Investigation and enforcement powers of Companies House will also be upgraded, thereby enabling the organisation to cross-check data with public and private partners, as well as reporting suspicious activity to security agencies and law enforcement bodies.
The Economic Crime and Corporate Transparency Bill will also help to prevent the abuse of limited partnerships – including those registered in Scotland for money laundering and other nefarious purposes – by tightening registration and transparency requirements for these entities.
Law-abiding businesses and investors across the UK will benefit from simplified filing requirements and a more reliable companies register to inform business and lending decisions. The reforms are specifically designed to ensure that small business owners, consumers and the public are better protected from fraudulent use of their identities and addresses.
End to exploitation
Business Secretary Jacob Rees-Mogg said: “We want the UK to be the best place in the world to invest and start a business, but we must not allow this openness to be exploited by fraudsters misusing the identities of innocent people or corrupt elites attempting to disguise their dodgy dealings.”
Rees-Mogg continued: “This historic Bill will equip Companies House and law enforcement with the tools they need to root out criminals attempting to hide their activities without burdening law-abiding companies with unnecessary bureaucracy. Above all, via strict enforcement measures, we are telling investors that the UK is open for legitimate business only.”
Home Secretary Suella Braverman stated: “The UK is no home for dirty money. The Government has taken unprecedented action to prevent kleptocrats and organised criminals from abusing our open economy and this Bill will go even further. Through this Bill, we are affording our law enforcement agencies greater powers and intelligence capabilities to remain one step ahead of those criminals intent on keeping their corrupt assets out of reach.”
Security Minister Tom Tugendhat explained: “As the former chair of the Foreign Affairs Committee, I commended the Government on the swift legislative action it took on dirty money following the invasion of Ukraine, but I implored them to go even further. I’m delighted that we are introducing reforms that will make it much harder for kleptocrats to shield their ill-gotten gains and treat the UK as their safe deposit box. I’m committed to delivering this vital piece of legislation that strengthens our fight against economic crime.”

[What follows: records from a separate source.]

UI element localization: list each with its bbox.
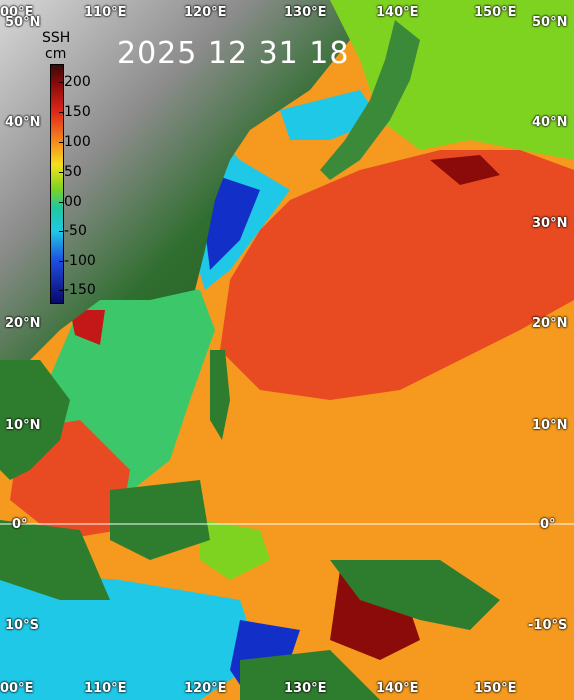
lon-label: 130°E xyxy=(284,5,327,20)
lat-label: 30°N xyxy=(532,216,568,231)
lat-label: 40°N xyxy=(532,115,568,130)
lon-label: 130°E xyxy=(284,681,327,696)
lon-label: 110°E xyxy=(84,681,127,696)
ocean-gulf-tonkin xyxy=(70,310,105,345)
lat-label: 20°N xyxy=(532,316,568,331)
colorbar-gradient xyxy=(51,65,63,303)
lon-label: 120°E xyxy=(184,681,227,696)
map-date-title: 2025 12 31 18 xyxy=(117,36,350,71)
land-indochina xyxy=(0,360,70,480)
colorbar-tick: 50 xyxy=(59,164,82,180)
lat-label: 10°N xyxy=(532,418,568,433)
lat-label: 0° xyxy=(540,517,556,532)
lat-label: 10°S xyxy=(5,618,39,633)
land-philippines xyxy=(210,350,230,440)
lon-label: 140°E xyxy=(376,5,419,20)
land-sumatra xyxy=(0,520,110,600)
colorbar-tick: -100 xyxy=(59,253,96,269)
colorbar-title: SSH xyxy=(42,30,71,46)
colorbar-unit: cm xyxy=(45,46,67,62)
land-new-guinea xyxy=(330,560,500,630)
ocean-warm-pool xyxy=(220,150,574,400)
ocean-banda xyxy=(200,520,270,580)
land-asia xyxy=(0,0,350,360)
lat-label: 50°N xyxy=(532,15,568,30)
lon-label: 150°E xyxy=(474,5,517,20)
colorbar-tick: 150 xyxy=(59,104,91,120)
land-australia xyxy=(240,650,380,700)
colorbar-tick: -50 xyxy=(59,223,87,239)
land-japan xyxy=(320,20,420,180)
colorbar-tick: 200 xyxy=(59,74,91,90)
lon-label: 00°E xyxy=(0,5,34,20)
ocean-ecs-low xyxy=(205,175,260,270)
ocean-indian xyxy=(0,570,260,700)
ocean-high-eddy xyxy=(430,155,500,185)
lat-label: 10°N xyxy=(5,418,41,433)
lon-label: 110°E xyxy=(84,5,127,20)
lon-label: 120°E xyxy=(184,5,227,20)
colorbar-tick: 100 xyxy=(59,134,91,150)
lat-label: -10°S xyxy=(528,618,568,633)
colorbar-tick: -150 xyxy=(59,282,96,298)
lon-label: 00°E xyxy=(0,681,34,696)
lat-label: 40°N xyxy=(5,115,41,130)
lat-label: 20°N xyxy=(5,316,41,331)
colorbar-tick: 00 xyxy=(59,194,82,210)
lon-label: 140°E xyxy=(376,681,419,696)
lat-label: 50°N xyxy=(5,15,41,30)
land-borneo xyxy=(110,480,210,560)
lon-label: 150°E xyxy=(474,681,517,696)
colorbar xyxy=(50,64,64,304)
lat-label: 0° xyxy=(12,517,28,532)
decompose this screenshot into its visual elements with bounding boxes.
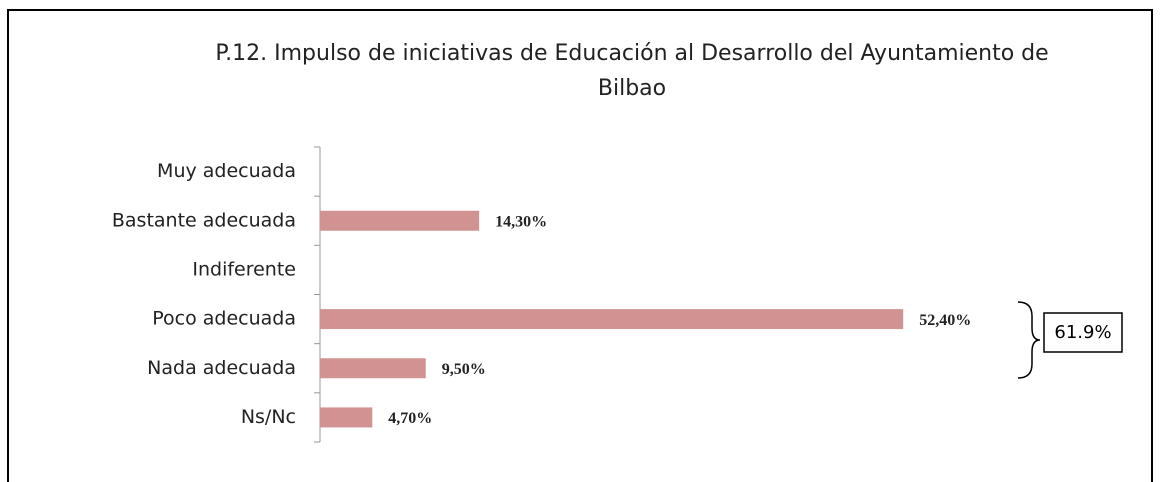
bar — [320, 407, 373, 428]
value-label: 4,70% — [388, 410, 432, 427]
chart-title: P.12. Impulso de iniciativas de Educació… — [215, 41, 1048, 66]
category-label: Muy adecuada — [157, 160, 296, 182]
bar — [320, 210, 480, 231]
bar — [320, 309, 904, 330]
category-label: Ns/Nc — [241, 406, 296, 428]
frame — [7, 9, 1153, 482]
category-label: Poco adecuada — [152, 308, 296, 330]
chart-title: Bilbao — [598, 76, 666, 101]
category-label: Indiferente — [192, 258, 296, 280]
annotation: 61.9% — [1054, 322, 1111, 343]
value-label: 9,50% — [442, 361, 486, 378]
value-label: 14,30% — [495, 213, 547, 230]
category-label: Bastante adecuada — [112, 209, 296, 231]
annotation-box — [1043, 312, 1123, 353]
bracket — [1017, 301, 1041, 379]
bar — [320, 358, 426, 379]
category-label: Nada adecuada — [147, 357, 296, 379]
value-label: 52,40% — [919, 312, 971, 329]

Law enforcement will also benefit from greater powers to compel businesses to hand over information which could be related to money laundering or terrorist financing. Red tape around confidentiality liability will be eased to enable businesses to share information in order to more proactively prevent and detect economic crime (including fraud and sanctions evasion).
The new law will make it easier and quicker for law enforcement agencies such as the National Crime Agency to seize, freeze and recover cryptoassets – the digital currency increasingly used by organised criminals to launder profits from fraud, drugs and cyber crime.

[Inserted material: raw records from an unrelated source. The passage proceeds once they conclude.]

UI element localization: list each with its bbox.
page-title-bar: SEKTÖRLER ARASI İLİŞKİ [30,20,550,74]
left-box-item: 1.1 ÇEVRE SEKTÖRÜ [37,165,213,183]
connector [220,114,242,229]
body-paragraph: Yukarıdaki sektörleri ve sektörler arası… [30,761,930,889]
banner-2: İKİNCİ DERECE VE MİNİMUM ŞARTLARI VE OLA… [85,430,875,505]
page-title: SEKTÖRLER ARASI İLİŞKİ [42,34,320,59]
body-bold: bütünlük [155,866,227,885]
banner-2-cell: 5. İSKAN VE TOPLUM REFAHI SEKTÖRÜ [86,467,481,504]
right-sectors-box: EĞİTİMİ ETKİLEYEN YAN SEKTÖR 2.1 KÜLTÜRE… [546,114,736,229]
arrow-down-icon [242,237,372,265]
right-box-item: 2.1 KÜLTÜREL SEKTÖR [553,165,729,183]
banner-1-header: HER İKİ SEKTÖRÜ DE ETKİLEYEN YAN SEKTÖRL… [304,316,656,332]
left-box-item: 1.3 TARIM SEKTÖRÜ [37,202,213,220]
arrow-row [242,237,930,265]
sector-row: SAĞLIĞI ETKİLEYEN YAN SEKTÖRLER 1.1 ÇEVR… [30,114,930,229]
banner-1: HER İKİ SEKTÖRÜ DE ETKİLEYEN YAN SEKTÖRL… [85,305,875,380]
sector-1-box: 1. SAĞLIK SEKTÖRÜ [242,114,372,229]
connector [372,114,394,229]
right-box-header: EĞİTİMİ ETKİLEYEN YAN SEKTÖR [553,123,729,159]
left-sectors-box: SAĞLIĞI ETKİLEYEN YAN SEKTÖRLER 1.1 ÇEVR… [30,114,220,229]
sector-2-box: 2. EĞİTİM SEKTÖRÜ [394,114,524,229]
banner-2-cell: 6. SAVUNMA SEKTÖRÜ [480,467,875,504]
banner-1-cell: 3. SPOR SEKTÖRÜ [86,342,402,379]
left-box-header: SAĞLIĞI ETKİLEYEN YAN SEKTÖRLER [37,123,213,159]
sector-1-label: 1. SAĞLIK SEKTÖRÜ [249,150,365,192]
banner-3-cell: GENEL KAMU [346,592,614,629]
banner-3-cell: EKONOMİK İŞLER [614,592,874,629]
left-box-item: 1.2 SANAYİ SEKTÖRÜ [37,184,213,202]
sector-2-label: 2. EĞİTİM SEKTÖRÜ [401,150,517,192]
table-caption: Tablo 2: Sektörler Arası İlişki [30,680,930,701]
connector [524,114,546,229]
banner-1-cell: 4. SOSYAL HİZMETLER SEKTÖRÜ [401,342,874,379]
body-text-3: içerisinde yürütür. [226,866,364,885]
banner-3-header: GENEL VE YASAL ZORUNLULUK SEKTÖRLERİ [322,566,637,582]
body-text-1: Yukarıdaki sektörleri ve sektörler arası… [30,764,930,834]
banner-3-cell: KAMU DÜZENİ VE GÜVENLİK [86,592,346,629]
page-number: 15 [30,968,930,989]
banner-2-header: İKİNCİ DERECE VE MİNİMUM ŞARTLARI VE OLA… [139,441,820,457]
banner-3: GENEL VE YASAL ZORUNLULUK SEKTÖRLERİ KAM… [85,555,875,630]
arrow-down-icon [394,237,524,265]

The use of this digital currency has significantly increased in recent years, with the Metropolitan Police Service reporting a big rise in cryptocurrency seizures last year alone. Strengthening powers in the Proceeds of Crime Act will modernise the legislation to ensure agencies can keep pace with the rapid technological change and prevent assets from funding further criminality.

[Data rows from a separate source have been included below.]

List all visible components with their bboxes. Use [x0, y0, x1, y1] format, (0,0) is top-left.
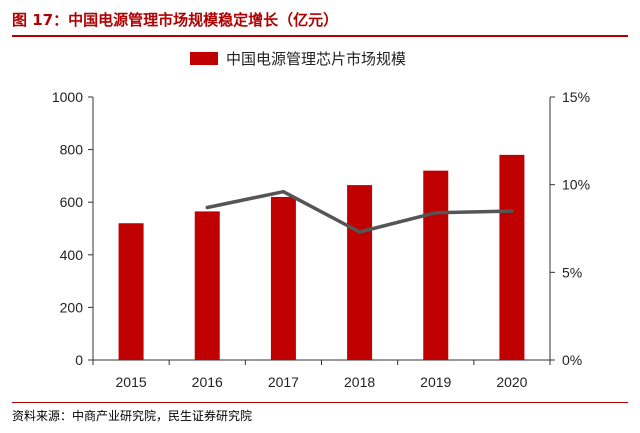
x-tick-label: 2018	[344, 374, 375, 390]
axes	[88, 96, 555, 365]
source-note: 资料来源：中商产业研究院，民生证券研究院	[12, 409, 253, 423]
bar-2018	[347, 185, 373, 360]
growth-point-2016	[205, 205, 209, 209]
legend: 中国电源管理芯片市场规模	[190, 50, 406, 68]
right-tick-label: 15%	[562, 89, 590, 105]
tick-labels: 0 200 400 600 800 1000 0% 5% 10% 15% 2015 2016 2017 2…	[52, 89, 590, 390]
x-tick-label: 2020	[496, 374, 527, 390]
figure-title: 图 17：中国电源管理市场规模稳定增长（亿元）	[12, 11, 339, 29]
left-tick-label: 600	[60, 194, 84, 210]
x-tick-label: 2019	[420, 374, 451, 390]
left-tick-label: 800	[60, 142, 84, 158]
left-tick-label: 0	[75, 352, 83, 368]
left-tick-label: 400	[60, 247, 84, 263]
growth-point-2020	[510, 209, 514, 213]
bar-2016	[194, 211, 220, 360]
legend-label: 中国电源管理芯片市场规模	[226, 50, 406, 68]
growth-point-2018	[358, 230, 362, 234]
right-tick-label: 0%	[562, 352, 582, 368]
left-tick-label: 200	[60, 299, 84, 315]
left-tick-label: 1000	[52, 89, 83, 105]
bar-2017	[270, 196, 296, 360]
bar-2019	[423, 170, 449, 360]
bars	[118, 154, 525, 360]
source-rule	[12, 402, 628, 403]
x-tick-label: 2015	[116, 374, 147, 390]
legend-swatch	[190, 52, 218, 65]
growth-line-group	[205, 189, 514, 234]
x-tick-label: 2016	[192, 374, 223, 390]
bar-2015	[118, 223, 144, 360]
growth-point-2019	[434, 211, 438, 215]
x-tick-label: 2017	[268, 374, 299, 390]
right-tick-label: 10%	[562, 177, 590, 193]
right-tick-label: 5%	[562, 264, 582, 280]
growth-point-2017	[281, 190, 285, 194]
title-rule	[12, 35, 628, 37]
bar-2020	[499, 154, 525, 360]
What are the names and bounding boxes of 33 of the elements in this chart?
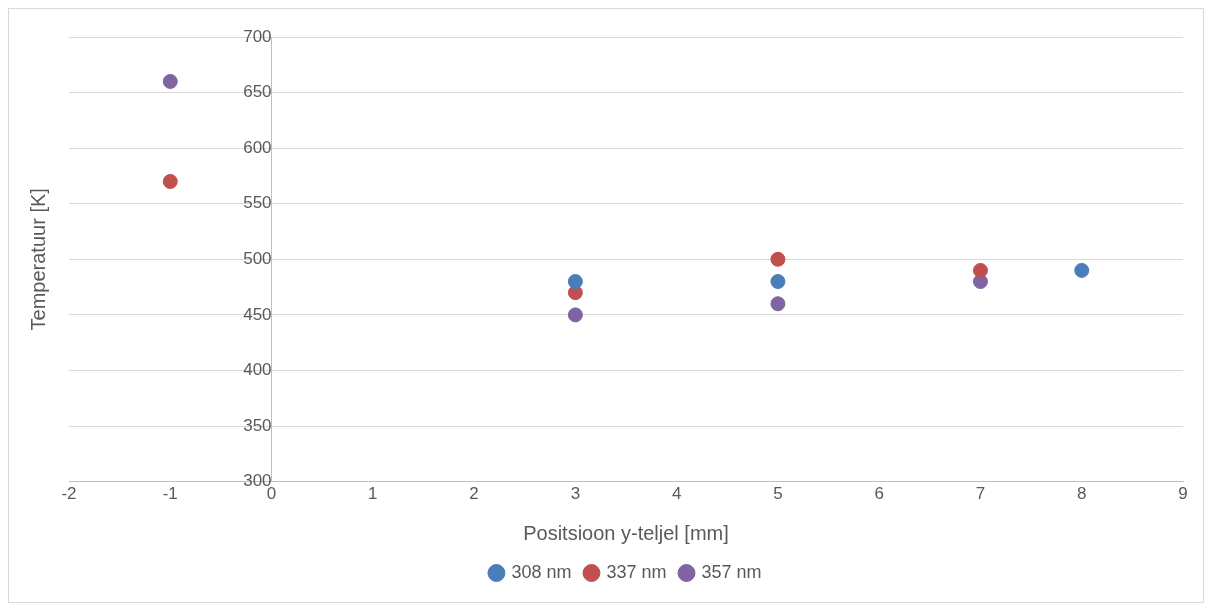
x-tick-label: 2 — [469, 484, 479, 504]
y-tick-label: 600 — [243, 137, 272, 157]
y-tick-label: 350 — [243, 415, 272, 435]
y-tick-label: 400 — [243, 360, 272, 380]
x-tick-label: 7 — [975, 484, 986, 504]
point — [567, 307, 583, 323]
x-tick-label: 9 — [1178, 484, 1188, 504]
y-tick-label: 700 — [243, 26, 272, 46]
y-tick-label: 650 — [243, 82, 272, 102]
x-tick-label: 1 — [368, 484, 378, 504]
x-tick-label: 6 — [874, 484, 884, 504]
x-tick-label: -1 — [162, 484, 178, 504]
point — [770, 296, 786, 312]
point — [972, 262, 988, 278]
x-tick-label: 5 — [773, 484, 783, 504]
legend-label: 357 nm — [701, 561, 762, 582]
x-tick-label: 4 — [671, 484, 682, 504]
point — [162, 73, 178, 89]
y-axis-title: Temperatuur [K] — [26, 188, 49, 331]
point — [567, 274, 583, 290]
point — [1074, 262, 1090, 278]
x-tick-label: 8 — [1076, 484, 1087, 504]
point — [770, 274, 786, 290]
y-tick-label: 450 — [243, 304, 272, 324]
legend-label: 308 nm — [511, 561, 572, 582]
x-tick-label: -2 — [61, 484, 77, 504]
x-tick-label: 3 — [570, 484, 581, 504]
point — [162, 174, 178, 189]
y-tick-label: 500 — [243, 248, 272, 268]
y-tick-label: 550 — [243, 193, 272, 213]
x-axis-title: Positsioon y-teljel [mm] — [523, 521, 729, 544]
point — [770, 251, 786, 267]
legend-label: 337 nm — [606, 561, 667, 582]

The package of measures will build upon the earlier Economic Crime (Transparency and Enforcement) Act brought in following Russia’s invasion of Ukraine. The Act has made it much quicker to impose tough sanctions on Putin’s ‘cronies’ – freezing their UK assets and cutting off funds to the Kremlin’s war machine – as well as establishing the Register of Overseas Entities in a determined bid to root out corrupt oligarchs attempting to hide their ill-gotten gains through UK property.
National Crime Agency view
Graeme Biggar, recently appointed director general at the National Crime Agency, explained: “For years, domestic and international criminals have laundered the proceeds of their crime and corruption by abusing UK company structures and are now increasingly using cryptocurrencies. These Government-led reforms, which are long awaited and much welcomed, will help us to crack down on both.”
Companies House CEO Louise Smyth observed: “We welcome the measures outlined in this Bill, which represent the most significant and far-reaching changes to the UK’s company register in over 170 years of history and will enable us to play a much stronger role in making the UK a great place to do business.”
Smyth went on to state: “If agreed, these changes will allow us to actively improve and maintain the integrity of the register like never before. They will inspire greater trust in our data, help to crack down on economic crime and further drive confidence in the UK’s economy.”
In conclusion, Smyth noted: “While the scale and scope of these changes should not be underestimated, the work already transacted through our wide-ranging and ongoing transformation programme puts us in a strong position to implement them as quickly and efficiently as possible.”
Extended powers for SFO
The Bill includes provisions to expand the Serious Fraud Office’s (SFO) Section 2 powers, which the SFO uses to compel suspected criminals, financial institutions like banks and/or technology companies to share information or documents in relation to a suspected crime.
The Economic Crime and Corporate Transparency Bill outlines changes that would allow these powers to be used in all potential SFO cases at the pre-investigative stage. In other words, before an investigation has been formally opened by the SFO.
This amendment would remove the limitations placed upon use of these powers in Section 2A of the Criminal Justice Act 1988, which only permits the SFO to use these powers at the pre-investigation stage in cases of international bribery and corruption, but currently not in relation to suspected fraud or domestic bribery and corruption.
If granted, the new powers would mean evidence can be gathered at an earlier stage in any SFO case, reducing the agency’s reliance on third parties voluntarily providing information and enabling the organisation to obtain material from institutions such as banks, who are currently unable to share certain information due to confidentiality obligations.
That will speed up the process for gathering information, allowing the SFO to open investigations more quickly. This, in turn can, lead to freezing proceeds of crime more quickly in order to protect that money for victims.
John Kielty, chief intelligence officer at the SFO, said: “The expansion of our ‘Section 2A powers’ as set out in this Bill is a welcome step for the SFO in the challenging fight against fraud, bribery and corruption. These legislative changes would have a positive impact on our operating capability, not only in terms of shortening the length of our cases, meaning that justice for victims is delivered more quickly, but also reducing the number of potential investors at risk and helping us to secure key evidence at pace.”
The SFO is prosecuting six cases in the courts this year totalling £564 million worth of fraud. Three of these cases have already concluded, duly sentencing four criminals to a total of 36 years’ imprisonment.